December 11, 2006

KUFM / KGPR

T. M. Power

 

“Healthy Forests” and Wildfire Control: Accumulating Scientific Evidence

 

            Even as the Bush Administration and the U.S. Forest Service push forward with their plans to use timber harvests to improve the “health” of our National Forests and reduce the risk of catastrophic wildfire, scientific evidence accumulates that thinning and logging the forested landscape is likely to increase rather than decrease fire dangers and push forests even further away from their natural ecological conditions.

            Almost no one disagrees with the idea that vegetation including trees immediately around homes need to be carefully managed to reduce the danger that the landscaping we do around our homes might bring natural wildfire right to our doorsteps. That maintenance of our yards and lots along with the maintenance of our homes themselves is the most effective way of reducing home loss in the face of wildfire.

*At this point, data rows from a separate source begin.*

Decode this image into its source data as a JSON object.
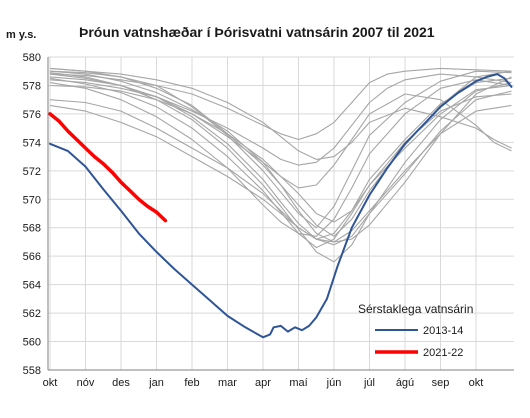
{
  "chart_data": {
    "type": "line",
    "title": "Þróun vatnshæðar í Þórisvatni vatnsárin 2007 til 2021",
    "ylabel": "m y.s.",
    "xlabel": "",
    "ylim": [
      558,
      580
    ],
    "yticks": [
      558,
      560,
      562,
      564,
      566,
      568,
      570,
      572,
      574,
      576,
      578,
      580
    ],
    "x_tick_labels": [
      "okt",
      "nóv",
      "des",
      "jan",
      "feb",
      "mar",
      "apr",
      "maí",
      "jún",
      "júl",
      "ágú",
      "sep",
      "okt"
    ],
    "x_unit": "months since 1 October (0 = okt, 12 = okt next year)",
    "xlim": [
      0,
      13
    ],
    "grid": true,
    "legend": {
      "title": "Sérstaklega vatnsárin",
      "placement": "bottom-right"
    },
    "highlight_series": [
      {
        "name": "2013-14",
        "color": "#2f5597",
        "x": [
          0,
          0.5,
          1,
          1.5,
          2,
          2.5,
          3,
          3.5,
          4,
          4.5,
          5,
          5.5,
          6,
          6.2,
          6.3,
          6.5,
          6.7,
          6.9,
          7.1,
          7.3,
          7.5,
          7.8,
          8.1,
          8.5,
          9,
          9.5,
          10,
          10.5,
          11,
          11.5,
          12,
          12.3,
          12.6,
          12.8,
          13
        ],
        "y": [
          573.9,
          573.4,
          572.3,
          570.7,
          569.2,
          567.6,
          566.3,
          565.1,
          564.0,
          562.9,
          561.8,
          561.0,
          560.3,
          560.5,
          561.0,
          561.1,
          560.7,
          561.0,
          560.8,
          561.1,
          561.7,
          563.0,
          565.3,
          568.0,
          570.3,
          572.2,
          573.9,
          575.2,
          576.5,
          577.5,
          578.3,
          578.6,
          578.8,
          578.5,
          577.9
        ]
      },
      {
        "name": "2021-22",
        "color": "#ff0000",
        "x": [
          0,
          0.25,
          0.5,
          0.75,
          1,
          1.25,
          1.5,
          1.75,
          2,
          2.25,
          2.5,
          2.75,
          3,
          3.25
        ],
        "y": [
          576.0,
          575.5,
          574.8,
          574.2,
          573.6,
          573.0,
          572.5,
          571.9,
          571.2,
          570.6,
          570.0,
          569.5,
          569.1,
          568.5
        ]
      }
    ],
    "background_series_color": "#a6a6a6",
    "background_series": [
      {
        "x": [
          0,
          1,
          2,
          3,
          4,
          5,
          6,
          6.5,
          7,
          7.5,
          8,
          8.5,
          9,
          10,
          11,
          12,
          13
        ],
        "y": [
          579.0,
          578.9,
          578.6,
          578.0,
          576.5,
          574.5,
          572.0,
          570.5,
          569.0,
          568.0,
          569.5,
          572.0,
          574.5,
          576.8,
          578.3,
          579.0,
          578.9
        ]
      },
      {
        "x": [
          0,
          1,
          2,
          3,
          4,
          5,
          6,
          6.5,
          7,
          7.5,
          8,
          8.5,
          9,
          10,
          11,
          12,
          13
        ],
        "y": [
          578.8,
          578.5,
          578.0,
          577.2,
          575.8,
          573.9,
          571.4,
          569.8,
          568.3,
          567.2,
          567.6,
          569.2,
          571.4,
          574.2,
          576.7,
          578.2,
          578.5
        ]
      },
      {
        "x": [
          0,
          1,
          2,
          3,
          4,
          5,
          6,
          6.5,
          7,
          7.5,
          8,
          8.5,
          9,
          10,
          11,
          12,
          13
        ],
        "y": [
          578.5,
          578.1,
          577.5,
          576.5,
          575.0,
          573.0,
          570.6,
          569.1,
          567.6,
          566.6,
          567.2,
          569.0,
          571.0,
          573.6,
          576.0,
          577.7,
          578.0
        ]
      },
      {
        "x": [
          0,
          1,
          2,
          3,
          4,
          5,
          6,
          6.5,
          7,
          7.5,
          8,
          8.5,
          9,
          10,
          11,
          12,
          13
        ],
        "y": [
          578.9,
          578.6,
          578.0,
          577.0,
          575.6,
          573.6,
          571.0,
          569.5,
          567.9,
          566.3,
          565.6,
          566.8,
          569.0,
          572.6,
          575.6,
          577.6,
          578.2
        ]
      },
      {
        "x": [
          0,
          1,
          2,
          3,
          4,
          5,
          6,
          6.5,
          7,
          7.5,
          8,
          8.5,
          9,
          10,
          11,
          12,
          13
        ],
        "y": [
          577.0,
          576.8,
          576.2,
          575.0,
          573.6,
          572.2,
          570.4,
          569.2,
          568.0,
          567.2,
          566.8,
          567.4,
          569.0,
          571.8,
          574.8,
          577.0,
          577.6
        ]
      },
      {
        "x": [
          0,
          1,
          2,
          3,
          4,
          5,
          6,
          6.5,
          7,
          7.5,
          8,
          8.5,
          9,
          10,
          11,
          12,
          13
        ],
        "y": [
          579.2,
          579.0,
          578.6,
          577.8,
          576.6,
          574.6,
          572.4,
          571.0,
          569.6,
          568.2,
          567.4,
          568.6,
          570.6,
          573.8,
          576.6,
          578.6,
          579.0
        ]
      },
      {
        "x": [
          0,
          1,
          2,
          3,
          4,
          5,
          6,
          6.5,
          7,
          7.5,
          8,
          8.5,
          9,
          10,
          11,
          12,
          13
        ],
        "y": [
          578.0,
          577.9,
          577.6,
          577.0,
          576.0,
          574.6,
          572.8,
          571.6,
          570.4,
          569.0,
          568.4,
          569.2,
          571.0,
          574.0,
          576.2,
          577.2,
          577.4
        ]
      },
      {
        "x": [
          0,
          1,
          2,
          3,
          4,
          5,
          6,
          6.5,
          7,
          7.5,
          8,
          8.5,
          9,
          10,
          11,
          12,
          13
        ],
        "y": [
          576.6,
          576.2,
          575.4,
          574.4,
          573.0,
          571.6,
          570.0,
          569.0,
          568.0,
          567.2,
          567.0,
          567.8,
          569.2,
          572.0,
          574.6,
          576.2,
          576.6
        ]
      },
      {
        "x": [
          0,
          1,
          2,
          3,
          4,
          5,
          6,
          6.5,
          7,
          7.5,
          8,
          8.5,
          9,
          10,
          11,
          12,
          13
        ],
        "y": [
          579.0,
          578.8,
          578.3,
          577.5,
          576.3,
          574.8,
          572.6,
          571.0,
          569.2,
          567.6,
          567.0,
          567.2,
          568.2,
          571.2,
          574.6,
          577.4,
          578.6
        ]
      },
      {
        "x": [
          0,
          1,
          2,
          3,
          4,
          5,
          6,
          6.5,
          7,
          7.5,
          8,
          8.5,
          9,
          9.5,
          10,
          11,
          12,
          13
        ],
        "y": [
          578.8,
          578.7,
          578.4,
          578.0,
          577.4,
          576.4,
          575.2,
          574.6,
          574.2,
          574.6,
          575.4,
          576.8,
          578.2,
          578.8,
          579.0,
          579.2,
          579.1,
          579.0
        ]
      },
      {
        "x": [
          0,
          1,
          2,
          3,
          4,
          5,
          6,
          6.5,
          7,
          7.5,
          8,
          8.5,
          9,
          9.5,
          10,
          11,
          12,
          13
        ],
        "y": [
          578.4,
          578.2,
          577.8,
          577.2,
          576.2,
          575.0,
          573.6,
          572.8,
          572.4,
          572.6,
          573.6,
          575.2,
          576.8,
          577.8,
          578.4,
          578.8,
          578.6,
          578.2
        ]
      },
      {
        "x": [
          0,
          1,
          2,
          3,
          4,
          5,
          6,
          6.5,
          7,
          7.5,
          8,
          8.5,
          9,
          10,
          11,
          12,
          12.5,
          13
        ],
        "y": [
          578.6,
          578.4,
          578.0,
          577.2,
          576.0,
          574.4,
          572.6,
          571.6,
          570.8,
          571.0,
          572.4,
          574.2,
          576.0,
          577.4,
          577.0,
          575.2,
          574.0,
          573.4
        ]
      },
      {
        "x": [
          0,
          1,
          2,
          3,
          4,
          5,
          6,
          6.5,
          7,
          7.5,
          8,
          8.5,
          9,
          10,
          11,
          12,
          12.5,
          13
        ],
        "y": [
          579.2,
          579.0,
          578.8,
          578.4,
          577.8,
          576.8,
          575.4,
          574.4,
          573.4,
          572.8,
          573.0,
          574.0,
          575.4,
          576.4,
          575.8,
          575.0,
          574.2,
          573.6
        ]
      },
      {
        "x": [
          0,
          1,
          2,
          3,
          4,
          5,
          6,
          6.5,
          7,
          7.5,
          8,
          8.5,
          9,
          10,
          11,
          12,
          13
        ],
        "y": [
          578.2,
          577.8,
          577.0,
          575.8,
          574.2,
          572.2,
          569.6,
          568.4,
          567.6,
          567.4,
          568.6,
          570.8,
          573.2,
          576.0,
          577.8,
          578.4,
          578.0
        ]
      }
    ]
  }
}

            But the Bush Administration and some of the leadership of the Forest Service want to use logging techniques in places far removed from homes and communities to reduce the threat of wildfire. The basic idea is that most of our forests are far too dense. There are way too many trees per acre. This, we are told, not only makes them “unhealthy” but also reduces their productivity for wood production and makes them prone to frequent and severe wildfires that damage the forests even further. Cutting down many or most of those trees is the proposed solution.

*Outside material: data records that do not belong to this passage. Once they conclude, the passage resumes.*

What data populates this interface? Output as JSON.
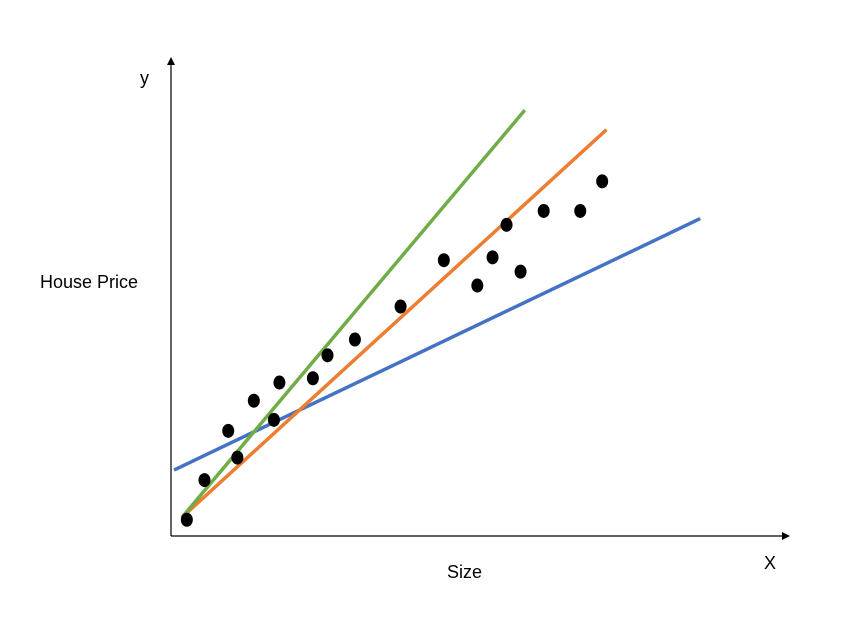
{
  "chart_data": {
    "type": "scatter",
    "axis_letters": {
      "y": "y",
      "x": "X"
    },
    "ylabel": "House Price",
    "xlabel": "Size",
    "xlim": [
      0,
      100
    ],
    "ylim": [
      0,
      100
    ],
    "grid": false,
    "legend": "none",
    "points": [
      {
        "x": 2.6,
        "y": 3.4
      },
      {
        "x": 5.5,
        "y": 11.7
      },
      {
        "x": 9.4,
        "y": 22.0
      },
      {
        "x": 10.9,
        "y": 16.4
      },
      {
        "x": 13.6,
        "y": 28.3
      },
      {
        "x": 16.9,
        "y": 24.3
      },
      {
        "x": 17.8,
        "y": 32.1
      },
      {
        "x": 23.3,
        "y": 33.0
      },
      {
        "x": 25.7,
        "y": 37.8
      },
      {
        "x": 30.2,
        "y": 41.1
      },
      {
        "x": 37.7,
        "y": 48.0
      },
      {
        "x": 44.8,
        "y": 57.7
      },
      {
        "x": 50.3,
        "y": 52.4
      },
      {
        "x": 52.8,
        "y": 58.3
      },
      {
        "x": 55.1,
        "y": 65.1
      },
      {
        "x": 57.4,
        "y": 55.3
      },
      {
        "x": 61.2,
        "y": 68.0
      },
      {
        "x": 67.2,
        "y": 68.0
      },
      {
        "x": 70.8,
        "y": 74.2
      }
    ],
    "lines": [
      {
        "color": "#4472C4",
        "x": [
          0.5,
          86.9
        ],
        "y": [
          13.8,
          66.4
        ]
      },
      {
        "color": "#ED7D31",
        "x": [
          1.8,
          71.5
        ],
        "y": [
          3.9,
          85.0
        ]
      },
      {
        "color": "#70AD47",
        "x": [
          1.8,
          58.1
        ],
        "y": [
          3.9,
          89.1
        ]
      }
    ],
    "colors": {
      "axis": "#000000",
      "points": "#000000"
    }
  }
}
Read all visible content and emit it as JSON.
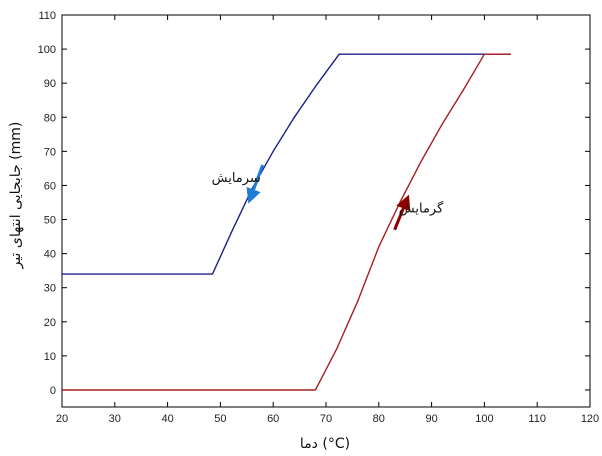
{
  "chart_data": {
    "type": "line",
    "xlabel": "دما (°C)",
    "ylabel": "جابجایی انتهای تیر (mm)",
    "xlim": [
      20,
      120
    ],
    "ylim": [
      -5,
      110
    ],
    "xticks": [
      20,
      30,
      40,
      50,
      60,
      70,
      80,
      90,
      100,
      110,
      120
    ],
    "yticks": [
      0,
      10,
      20,
      30,
      40,
      50,
      60,
      70,
      80,
      90,
      100,
      110
    ],
    "x_tick_labels": [
      "20",
      "30",
      "40",
      "50",
      "60",
      "70",
      "80",
      "90",
      "100",
      "110",
      "120"
    ],
    "y_tick_labels": [
      "0",
      "10",
      "20",
      "30",
      "40",
      "50",
      "60",
      "70",
      "80",
      "90",
      "100",
      "110"
    ],
    "grid": false,
    "series": [
      {
        "color": "#1f1f8f",
        "x": [
          20,
          48.5,
          52,
          56,
          60,
          64,
          68,
          72.5,
          105
        ],
        "y": [
          34,
          34,
          46,
          59,
          70,
          80,
          89,
          98.5,
          98.5
        ]
      },
      {
        "color": "#a81e1e",
        "x": [
          20,
          68,
          72,
          76,
          80,
          84,
          88,
          92,
          96,
          100,
          105
        ],
        "y": [
          0,
          0,
          12,
          26,
          42,
          55,
          67,
          78,
          88,
          98.5,
          98.5
        ]
      }
    ],
    "annotations": [
      {
        "text": "سرمایش",
        "x": 53,
        "y": 61,
        "arrow_color": "#1e7bd6"
      },
      {
        "text": "گرمایش",
        "x": 88,
        "y": 52,
        "arrow_color": "#8b0000"
      }
    ]
  }
}
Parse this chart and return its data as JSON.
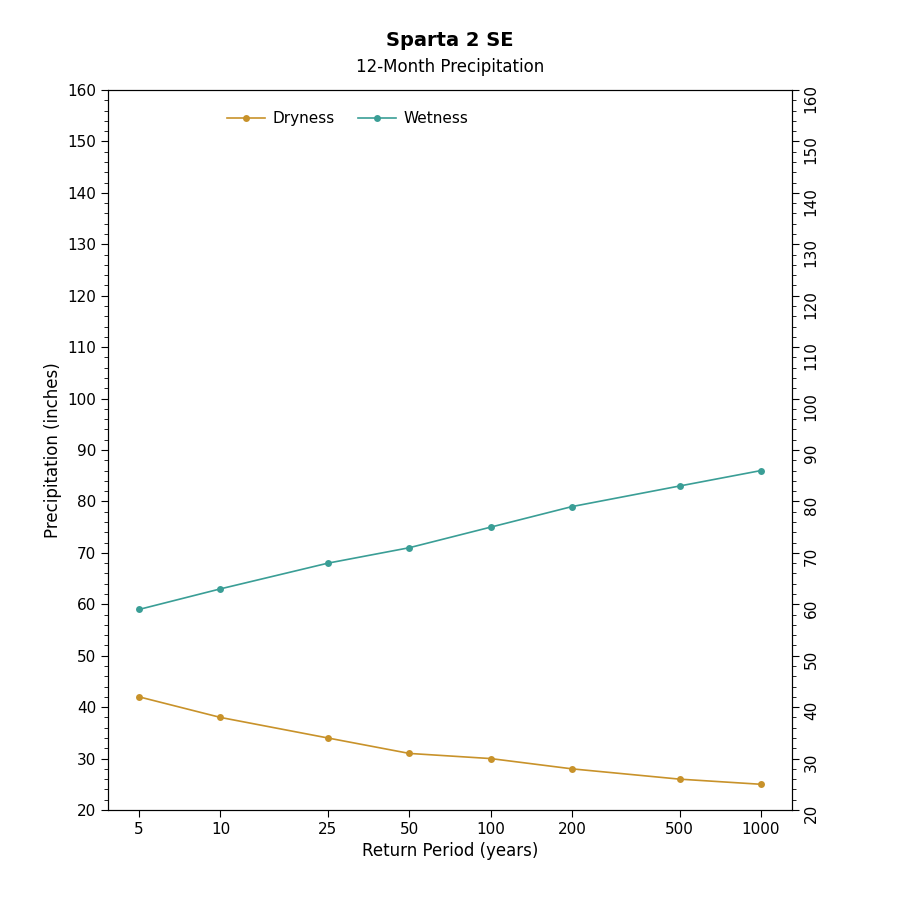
{
  "title": "Sparta 2 SE",
  "subtitle": "12-Month Precipitation",
  "xlabel": "Return Period (years)",
  "ylabel": "Precipitation (inches)",
  "x_values": [
    5,
    10,
    25,
    50,
    100,
    200,
    500,
    1000
  ],
  "wetness_y": [
    59,
    63,
    68,
    71,
    75,
    79,
    83,
    86
  ],
  "dryness_y": [
    42,
    38,
    34,
    31,
    30,
    28,
    26,
    25
  ],
  "wetness_color": "#3a9e96",
  "dryness_color": "#c8922a",
  "ylim": [
    20,
    160
  ],
  "yticks_major": [
    20,
    30,
    40,
    50,
    60,
    70,
    80,
    90,
    100,
    110,
    120,
    130,
    140,
    150,
    160
  ],
  "yticks_minor": [
    22,
    24,
    26,
    28,
    32,
    34,
    36,
    38,
    42,
    44,
    46,
    48,
    52,
    54,
    56,
    58,
    62,
    64,
    66,
    68,
    72,
    74,
    76,
    78,
    82,
    84,
    86,
    88,
    92,
    94,
    96,
    98,
    102,
    104,
    106,
    108,
    112,
    114,
    116,
    118,
    122,
    124,
    126,
    128,
    132,
    134,
    136,
    138,
    142,
    144,
    146,
    148,
    152,
    154,
    156,
    158
  ],
  "background_color": "#ffffff",
  "legend_labels": [
    "Dryness",
    "Wetness"
  ],
  "title_fontsize": 14,
  "subtitle_fontsize": 12,
  "axis_label_fontsize": 12,
  "tick_fontsize": 11
}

            But the evidence is mounting that this is not the case. Studies of actual fire behavior in Northern California, Colorado, and Oregon indicate that removing trees, “thinning” the forest, by itself actually increases the severity of forest fires and the damage they do to forests.

            Some of the fires in 2002 were so huge that they provided a natural laboratory to study what impact previous forest treatments had on how much damage the forest fires did to trees. Despite the usual picture often painted for us of fires simply blackening thousands and thousands of acres, totally destroying all the trees and every other living thing, forest fires actually have very diverse impacts, usually creating a mosaic of heavily burned as well as relatively lightly burned landscapes.  By studying the variation in tree mortality in these large fires and matching that up with previous human manipulation of those forestlands, the scientists could get a picture of what, for instance, previous thinning did to control the severity of the damage done by the fires.

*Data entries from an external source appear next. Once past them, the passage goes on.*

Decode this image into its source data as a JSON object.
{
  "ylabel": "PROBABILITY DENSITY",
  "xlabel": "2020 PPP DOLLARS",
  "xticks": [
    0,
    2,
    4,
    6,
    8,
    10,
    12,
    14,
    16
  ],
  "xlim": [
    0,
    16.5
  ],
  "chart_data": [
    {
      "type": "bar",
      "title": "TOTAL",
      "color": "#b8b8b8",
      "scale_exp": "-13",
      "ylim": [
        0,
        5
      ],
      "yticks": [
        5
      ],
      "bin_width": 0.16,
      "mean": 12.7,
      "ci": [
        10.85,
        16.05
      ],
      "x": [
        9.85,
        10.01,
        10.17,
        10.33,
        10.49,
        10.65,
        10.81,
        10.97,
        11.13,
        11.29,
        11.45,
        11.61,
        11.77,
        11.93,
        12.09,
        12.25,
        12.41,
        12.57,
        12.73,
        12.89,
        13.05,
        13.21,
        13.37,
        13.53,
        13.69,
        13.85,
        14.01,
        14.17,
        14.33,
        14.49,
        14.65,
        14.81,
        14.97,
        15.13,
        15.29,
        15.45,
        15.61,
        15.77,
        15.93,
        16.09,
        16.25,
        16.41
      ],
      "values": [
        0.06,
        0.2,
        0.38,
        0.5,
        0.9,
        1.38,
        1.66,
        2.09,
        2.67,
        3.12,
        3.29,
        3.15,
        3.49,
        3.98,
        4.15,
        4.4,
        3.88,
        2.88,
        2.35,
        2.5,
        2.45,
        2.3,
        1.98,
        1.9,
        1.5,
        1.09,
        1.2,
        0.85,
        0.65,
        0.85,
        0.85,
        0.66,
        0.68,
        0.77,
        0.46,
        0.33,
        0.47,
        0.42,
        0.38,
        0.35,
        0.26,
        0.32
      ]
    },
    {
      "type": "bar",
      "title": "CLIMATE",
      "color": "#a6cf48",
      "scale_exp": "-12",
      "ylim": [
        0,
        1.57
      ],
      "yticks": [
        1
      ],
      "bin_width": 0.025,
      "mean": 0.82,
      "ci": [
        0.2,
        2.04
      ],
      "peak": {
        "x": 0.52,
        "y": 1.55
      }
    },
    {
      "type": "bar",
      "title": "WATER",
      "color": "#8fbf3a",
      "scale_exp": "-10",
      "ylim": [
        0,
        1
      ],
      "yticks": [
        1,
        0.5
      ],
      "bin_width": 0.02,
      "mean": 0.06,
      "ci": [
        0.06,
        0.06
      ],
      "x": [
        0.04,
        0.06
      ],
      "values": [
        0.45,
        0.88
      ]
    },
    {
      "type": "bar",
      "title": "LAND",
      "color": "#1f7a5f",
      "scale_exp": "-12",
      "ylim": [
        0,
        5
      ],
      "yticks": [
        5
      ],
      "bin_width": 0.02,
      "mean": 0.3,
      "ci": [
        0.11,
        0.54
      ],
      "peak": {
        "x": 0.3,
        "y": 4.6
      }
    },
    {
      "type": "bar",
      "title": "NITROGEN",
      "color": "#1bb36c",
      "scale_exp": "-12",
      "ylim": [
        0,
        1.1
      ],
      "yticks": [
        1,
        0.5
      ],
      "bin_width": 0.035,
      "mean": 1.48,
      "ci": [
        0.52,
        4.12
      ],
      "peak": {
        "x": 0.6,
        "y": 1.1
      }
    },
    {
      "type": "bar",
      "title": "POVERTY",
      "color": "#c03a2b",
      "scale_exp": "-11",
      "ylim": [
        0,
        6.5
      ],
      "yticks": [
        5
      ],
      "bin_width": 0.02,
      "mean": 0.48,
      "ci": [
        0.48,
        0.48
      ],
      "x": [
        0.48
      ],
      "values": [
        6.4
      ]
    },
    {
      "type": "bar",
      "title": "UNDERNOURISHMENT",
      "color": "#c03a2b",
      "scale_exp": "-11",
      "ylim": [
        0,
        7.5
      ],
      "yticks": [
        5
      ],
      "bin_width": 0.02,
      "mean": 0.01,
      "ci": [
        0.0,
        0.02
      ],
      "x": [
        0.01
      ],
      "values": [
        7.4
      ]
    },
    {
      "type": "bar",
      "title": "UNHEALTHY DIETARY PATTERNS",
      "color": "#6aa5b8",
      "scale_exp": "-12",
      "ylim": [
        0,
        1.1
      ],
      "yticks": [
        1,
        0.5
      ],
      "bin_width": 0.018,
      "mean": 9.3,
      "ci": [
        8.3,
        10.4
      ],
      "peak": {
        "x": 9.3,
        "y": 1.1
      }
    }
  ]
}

            What they found in both Oregon’s Biscuit Fire and Colorado’s Hayman Fire was that areas that had not been thinned or subject to prescribed burns before the recent fire lost about half of their trees in that fire. In areas that had been thinned, 80 to 100 percent of the trees were killed.  Thinning the forests made them more vulnerable to wildfire.

            This was not entirely surprising to the scientists. Thinning the forest opens the forest up to more sunlight and wind. That increases the temperature and lowers the humidity, drying out the forest more and allowing the higher winds to carry any fire that starts further and hotter. In addition, the thinning activity disturbs the ground, baring mineral soil for a new crop of shade intolerant young trees, shrubs, and invasive weeds.

            In addition, the thinning typically leaves behind much of the harvested trees: Limbs with needles and small non-marketable trees litter the ground with fuels.  When wildfire hits, it has all of the components to be a very hot fire with plenty of ladder fuels to kill almost all of the trees.

            That is not an inevitable outcome. But avoiding that outcome would be very costly. For instance, the studies show that thinning is not a permanent solution to an overly dense forest. Opening the forest up just triggers the growth of new seedlings and other vegetation. Unless the forest is entered on a regular basis, every decade, say, the thinning will simply have recreated the problem it sought to cure. But such regular and repeated thinning would be outrageously expensive.

            An alternative is to following the thinning with a prescribed burn. In the Biscuit Fire, areas that had been thinned and then treated with a prescribed burns lost only 5 percent of their trees, compared to 80-100 percent for thinning alone or 50 percent for those areas not treated at all.  But prescribed burns are also expensive to carry out and are not controllable enough to be used near homes.

            This may make our public forests sound like a hopeless mess, condemned to a continued unhealthy and unproductive status. But other scientific evidence indicates that this is not at all the case. Most of the dense forests that the Bush Administration and some in the Forest Service want to thin to return them to “health” are not unhealthy at all. Forest scientists have been studying the fire histories of our forested landscapes in more and more detail to try to understand their densities and fire behaviors in the centuries before we began grazing cows, harvesting trees, and suppressing fires in them. What they are finding is that a significant part of the forest landscape regularly had very dense stands of trees that every few centuries burned in large natural conflagrations.  It was only the lower elevation forests that featured park-like mixes of large, almost inflammable, trees and open grasslands.

            This is not a pessimistic story. It means that we need to focus our forest fire protection where our homes, communities, and lives are threatened. We do not have to spend tens of billions of dollars trying to save our forests from themselves. The forests do not need it, thank you, and those billion dollar efforts would not work anyway.  If we are careful where and how we live in forests and learn to accept fire as a natural part of a healthy forested landscape, both prescribed fire and natural fires, we can both protect ourselves and enjoy the benefits of diverse natural forests.